2023-12-20 20:11:24; Aktualizacja: 11 miesięcy temu
Cracovia pożegnała Janusza Filipiaka [WIDEO] Fot. Krzysztof Porebski / PressFocus
Norbert Bożejewicz
Norbert Bożejewicz Źródło: Transfery.info

Cracovia oddała hołd zmarłemu prezesowi profesorowi Januszowi Filipiakowi przed rozpoczęciem zaległej rywalizacji z Legią Warszawa w Ekstraklasie.

71-latek zasłabł na ulicy pod koniec września i w stanie krytycznym trafił do szpitala po zatrzymaniu akcji serca. W placówce został wprowadzony w stan śpiączki farmakologicznej i od tego momentu rodzina oraz najbliżsi współpracownicy nie przekazywali mediom żadnych informacji na temat sytuacji profesora Janusza Filipiaka.

Uległo to zmianie 17 grudnia, kiedy to firma Comarch wydała komunikat o śmierć swojego współzałożyciela oraz prezesa i właściciela Cracovii.

Momentalnie na te smutne wieści zareagowała cała piłkarska rodzina z naszego podwórka, śląc wyrazy współczucia rodzinie oraz zespołowi „Pasów”.

Z kolei ten mógł oddać należny hołd osobie, która zaczęła na poważnie angażować się w życie klubu w 2002 roku, by tuż przed śmiercią przejąć nad nim całkowitą kontrolę poprzez nabycie 99,75% akcji, tuż przed rozpoczęciem zaległego spotkania z Legią Warszawa.

Wówczas odczytano list pożegnalny, podsumowujący działalność 71-latka i cele, do których zmierzał.

„Obejmując w 2002 roku trzecioligowy klub doskonale wiedział do jakiego punktu chce dotrzeć. Miał na to swoją autorską, czasami kontrowersyjną, ale skuteczną metodę. Chciał grać o najwyższe cele, zdobywać puchary, spełniać marzenia. I dopiął swego. Za jego kadencji nadszedł czas na pierwsze po 72 latach trofeum - najpierw Puchar Polski, potem Superpuchar Polski, w końcu gra w europejskich pucharach. Równocześnie rozwijał krakowski hokej, a wraz z jego rozwojem nadeszły sukcesy - siedem tytułów mistrza kraju, trzykrotnie zdobyty Puchar Polski, a także ten najważniejszy: Puchar Kontynentalny.
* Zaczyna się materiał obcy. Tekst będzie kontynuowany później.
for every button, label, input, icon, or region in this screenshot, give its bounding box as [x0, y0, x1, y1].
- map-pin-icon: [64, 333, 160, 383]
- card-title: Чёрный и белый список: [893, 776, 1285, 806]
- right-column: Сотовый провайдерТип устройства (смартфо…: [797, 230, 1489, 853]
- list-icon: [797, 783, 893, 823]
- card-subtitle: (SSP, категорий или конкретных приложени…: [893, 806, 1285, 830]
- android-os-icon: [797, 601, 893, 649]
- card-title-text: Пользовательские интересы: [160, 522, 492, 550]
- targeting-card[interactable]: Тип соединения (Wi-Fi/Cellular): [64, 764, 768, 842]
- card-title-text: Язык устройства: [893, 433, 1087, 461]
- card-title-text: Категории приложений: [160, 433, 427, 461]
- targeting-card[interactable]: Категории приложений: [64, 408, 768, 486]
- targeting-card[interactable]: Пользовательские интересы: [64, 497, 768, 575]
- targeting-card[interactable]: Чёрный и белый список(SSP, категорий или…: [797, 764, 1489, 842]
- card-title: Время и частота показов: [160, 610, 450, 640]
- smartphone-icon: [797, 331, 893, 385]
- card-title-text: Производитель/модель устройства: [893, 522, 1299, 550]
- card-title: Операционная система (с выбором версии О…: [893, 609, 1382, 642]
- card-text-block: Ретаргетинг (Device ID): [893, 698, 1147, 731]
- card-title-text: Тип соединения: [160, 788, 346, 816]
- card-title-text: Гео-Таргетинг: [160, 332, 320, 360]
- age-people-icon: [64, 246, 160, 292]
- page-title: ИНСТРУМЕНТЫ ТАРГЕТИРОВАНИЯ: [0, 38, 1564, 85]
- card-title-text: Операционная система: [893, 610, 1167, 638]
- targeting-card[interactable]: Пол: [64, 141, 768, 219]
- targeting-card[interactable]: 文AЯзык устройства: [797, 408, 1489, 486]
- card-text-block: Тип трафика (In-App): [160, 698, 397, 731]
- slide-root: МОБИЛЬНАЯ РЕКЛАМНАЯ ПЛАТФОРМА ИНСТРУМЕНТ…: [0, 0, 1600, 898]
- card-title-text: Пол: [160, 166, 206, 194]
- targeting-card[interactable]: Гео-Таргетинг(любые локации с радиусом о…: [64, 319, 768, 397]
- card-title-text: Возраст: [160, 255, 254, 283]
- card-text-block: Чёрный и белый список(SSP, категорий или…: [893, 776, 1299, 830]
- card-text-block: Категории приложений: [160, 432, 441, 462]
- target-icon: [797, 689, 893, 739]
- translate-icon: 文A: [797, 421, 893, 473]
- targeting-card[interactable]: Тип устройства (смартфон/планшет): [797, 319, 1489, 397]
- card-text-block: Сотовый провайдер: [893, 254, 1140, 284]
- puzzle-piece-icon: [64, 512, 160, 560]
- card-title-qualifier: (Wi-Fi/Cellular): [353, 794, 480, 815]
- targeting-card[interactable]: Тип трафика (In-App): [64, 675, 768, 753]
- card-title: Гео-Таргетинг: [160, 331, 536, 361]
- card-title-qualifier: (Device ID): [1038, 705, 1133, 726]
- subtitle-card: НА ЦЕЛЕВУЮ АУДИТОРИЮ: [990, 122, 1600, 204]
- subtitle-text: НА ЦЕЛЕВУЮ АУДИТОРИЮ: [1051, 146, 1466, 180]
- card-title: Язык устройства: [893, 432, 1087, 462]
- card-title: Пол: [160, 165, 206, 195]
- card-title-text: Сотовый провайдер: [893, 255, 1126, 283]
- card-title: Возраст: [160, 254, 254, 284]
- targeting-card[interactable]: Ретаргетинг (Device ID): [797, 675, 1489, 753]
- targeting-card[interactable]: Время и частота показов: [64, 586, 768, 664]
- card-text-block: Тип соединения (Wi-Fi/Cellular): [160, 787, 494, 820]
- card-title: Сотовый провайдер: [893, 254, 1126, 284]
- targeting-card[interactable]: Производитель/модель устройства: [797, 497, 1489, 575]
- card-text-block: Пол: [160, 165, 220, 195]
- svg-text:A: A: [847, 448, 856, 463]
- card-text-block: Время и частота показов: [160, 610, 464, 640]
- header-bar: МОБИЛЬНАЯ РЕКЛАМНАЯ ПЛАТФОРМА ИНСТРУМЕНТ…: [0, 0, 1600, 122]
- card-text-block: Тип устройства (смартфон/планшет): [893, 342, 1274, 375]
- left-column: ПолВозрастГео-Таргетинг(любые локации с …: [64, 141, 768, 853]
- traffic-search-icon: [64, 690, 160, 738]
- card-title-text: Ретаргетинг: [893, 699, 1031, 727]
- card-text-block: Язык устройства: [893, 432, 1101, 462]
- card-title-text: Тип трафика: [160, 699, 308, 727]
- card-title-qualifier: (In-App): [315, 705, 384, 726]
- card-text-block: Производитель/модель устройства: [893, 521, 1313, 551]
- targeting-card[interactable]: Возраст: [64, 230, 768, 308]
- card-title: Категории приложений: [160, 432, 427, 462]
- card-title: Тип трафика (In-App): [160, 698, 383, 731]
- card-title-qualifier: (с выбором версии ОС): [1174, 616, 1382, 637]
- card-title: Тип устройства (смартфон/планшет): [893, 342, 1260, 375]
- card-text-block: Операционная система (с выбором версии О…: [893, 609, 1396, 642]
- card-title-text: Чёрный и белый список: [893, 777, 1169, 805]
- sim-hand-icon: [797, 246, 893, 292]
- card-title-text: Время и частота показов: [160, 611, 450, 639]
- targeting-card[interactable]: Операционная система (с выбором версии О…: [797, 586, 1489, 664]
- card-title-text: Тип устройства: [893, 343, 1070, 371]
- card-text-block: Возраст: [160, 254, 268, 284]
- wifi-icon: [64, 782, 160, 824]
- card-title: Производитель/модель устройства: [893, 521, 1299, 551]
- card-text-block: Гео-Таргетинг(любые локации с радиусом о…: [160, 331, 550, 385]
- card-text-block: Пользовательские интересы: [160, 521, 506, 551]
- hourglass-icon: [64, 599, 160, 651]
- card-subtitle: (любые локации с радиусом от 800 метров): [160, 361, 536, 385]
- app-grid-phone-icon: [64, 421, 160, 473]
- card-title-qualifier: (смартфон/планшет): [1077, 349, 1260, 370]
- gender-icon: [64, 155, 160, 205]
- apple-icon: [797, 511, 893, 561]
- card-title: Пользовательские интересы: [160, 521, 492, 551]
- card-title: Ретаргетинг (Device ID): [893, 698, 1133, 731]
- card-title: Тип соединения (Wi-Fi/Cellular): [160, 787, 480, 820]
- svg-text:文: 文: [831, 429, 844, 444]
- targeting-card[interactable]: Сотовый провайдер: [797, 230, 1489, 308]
To wszystko zaostrzało apetyt na więcej. Jako wizjoner chciał zapewnić Cracovii bezpieczeństwo na przyszłość. Potrzebował nowoczesnego stadionu, więc taki powstał. Potrzebował bazy treningowej, więc stworzono taką, o której mówi się w całej Europie. O Cracovię możemy być spokojni.

[...] To pasja wszystko zaczęła i to pasja towarzyszyła mu do ostatnich chwil. Do upragnionego tytułu piłkarskiego mistrza kraju wcale nie zabrakło pasji - zabrakło czasu. Kochał hokej, piłkę nożną, kibiców. Po prostu kochał Cracovię - bez wyjątku. Szanowny profesorze, spoczywaj w pokoju” - odczytał list spiker przed minutą ciszy.

Z kolei kibice wywiesili na trybunach transparent - „Ku Twej pamięci dziś raca płonie, dbaj z Bogiem z góry o naszą Cracovię” oraz odpalili racę w kształcie krzyża.

Pogrzeb profesora Filipiaka odbędzie się w czwartek 21 grudnia. Uroczystości w Kościele Mariackim zaplanowane są na godzinę 13:00, a pogrzebowe na cmentarzu o 15:00. Zmarły spocznie w Alei Zasłużonych.